Direct dual immunofluorescence of B. burgdorferi in the gut of partially engorged (48 hr) ticks and in the mouse dermis. (a and b) The same field double-labeled with a FITC-conjugated polyclonal B. burgdorferi antibody (a) and a TR-conjugated mAb against OspA (b). (c and d) The same field labeled with FITC-conjugated polyclonal Borrelia antibody (c) and a TR-conjugated mAb against OspC (d). (e) Merged image of spirochetes stained with Alexa 488-conjugated OspA (green) and TR-conjugated OspC (red). Three phenotypes were observed in e: arrows, Borrelia producing only OspA in green, only OspC in red, and both OspA and OspC in orange. (f) Mouse skin sample attached to the hypostome of a tick that had fed for 40 hr is labeled with the FITC-conjugated polyclonal Borrelia antibody.
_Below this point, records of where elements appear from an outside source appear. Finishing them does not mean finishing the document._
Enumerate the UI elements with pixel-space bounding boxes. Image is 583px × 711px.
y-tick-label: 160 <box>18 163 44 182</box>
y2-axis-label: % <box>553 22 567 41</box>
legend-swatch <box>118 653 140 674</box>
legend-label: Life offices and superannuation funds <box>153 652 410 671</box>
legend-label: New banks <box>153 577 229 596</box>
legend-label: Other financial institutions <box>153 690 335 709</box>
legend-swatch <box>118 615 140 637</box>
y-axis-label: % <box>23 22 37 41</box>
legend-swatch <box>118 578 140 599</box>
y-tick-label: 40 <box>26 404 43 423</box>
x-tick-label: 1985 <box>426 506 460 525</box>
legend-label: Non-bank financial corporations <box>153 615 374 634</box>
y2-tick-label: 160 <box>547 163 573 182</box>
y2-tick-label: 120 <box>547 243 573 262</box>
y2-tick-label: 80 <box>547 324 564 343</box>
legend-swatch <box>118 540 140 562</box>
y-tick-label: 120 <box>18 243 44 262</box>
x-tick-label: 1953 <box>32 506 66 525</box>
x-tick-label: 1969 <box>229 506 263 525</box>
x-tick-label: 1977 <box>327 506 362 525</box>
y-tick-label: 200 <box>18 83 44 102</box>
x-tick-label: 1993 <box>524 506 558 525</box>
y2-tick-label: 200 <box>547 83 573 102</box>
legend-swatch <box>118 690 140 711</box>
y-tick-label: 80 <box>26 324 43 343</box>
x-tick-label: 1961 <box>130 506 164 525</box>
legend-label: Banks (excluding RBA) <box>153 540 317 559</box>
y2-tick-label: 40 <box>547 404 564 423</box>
The hypostome itself autofluoresces, and bacteria staining with the antibody are indicated by the arrowhead. (Bars in a, c, and e represent 20 μm, and the bar in f represents 50 μm.)

Figure 5

B. burgdorferi infection of tick salivary glands. (A) Salivary glands were removed from ticks attached to mice for various time periods as described for Fig. 1B. At each time point the samples were analyzed to determine the mean number of total spirochetes per infected salivary gland (SG) pair (♦) and the mean number of OspA- (▴) and OspC- (●) producing spirochetes per infected pair of glands. The vertical dashed line separates ticks that had attached to the host for too short a time to infect mice (<53 hr) from those that had attached long enough to infect mice (≥53 hr) (see Fig. 2 for mouse transmission data). (B) Summary of Osp phenotypes in the salivary glands before and after mouse infection during tick feeding. The salivary gland data are based on A.

Figure 6

RFLP analysis of the vlsE locus of B. burgdorferi in culture, unfed, and partially engorged (48-hr) ticks. (A) Summary of the vlsE variants detected by RFLP analysis. The single vlsE allele in cultured bacteria was designated as the parental allele. In partially fed ticks, the 24 clones belonged to 13 different RFLP types, all of which were different from the parent type. (B) Lane 1, 20-bp ladder; lane 2, RFLP pattern of parental B31-C1; lanes 3 and 4, RFLP patterns of 2 of the 3 alleles detected in unfed ticks; lanes 5–9, RFLP patterns of 4 of the 13 alleles detected in fed ticks. The asterisks mark new bands in the clones that are absent from the parental strain. The dots mark bands present in parental strain that are absent from the clone tested.

Figure 7

Model for population dynamics of OspA and OspC during B. burgdorferi (Bb) transmission from ticks to mice. The model is based on the predominant Osp phenotypes observed in the different organs. See text for details of model. In brief, we propose that at early times of feeding (<53 hr) noninfectious bacteria that mainly produce OspA and others that produce neither Osp invade the salivary glands and host dermis in small numbers, but they fail to stably infect the mice. Stable transmission is initiated later (≥53 hr) when bacteria producing only OspC leave the gut. These infectious organisms clear OspC en route to the salivary glands and then enter the host dermis. In our model, from the heterogeneous population in the gut, only a subpopulation that is depleted of OspA is successfully transmitted to mice.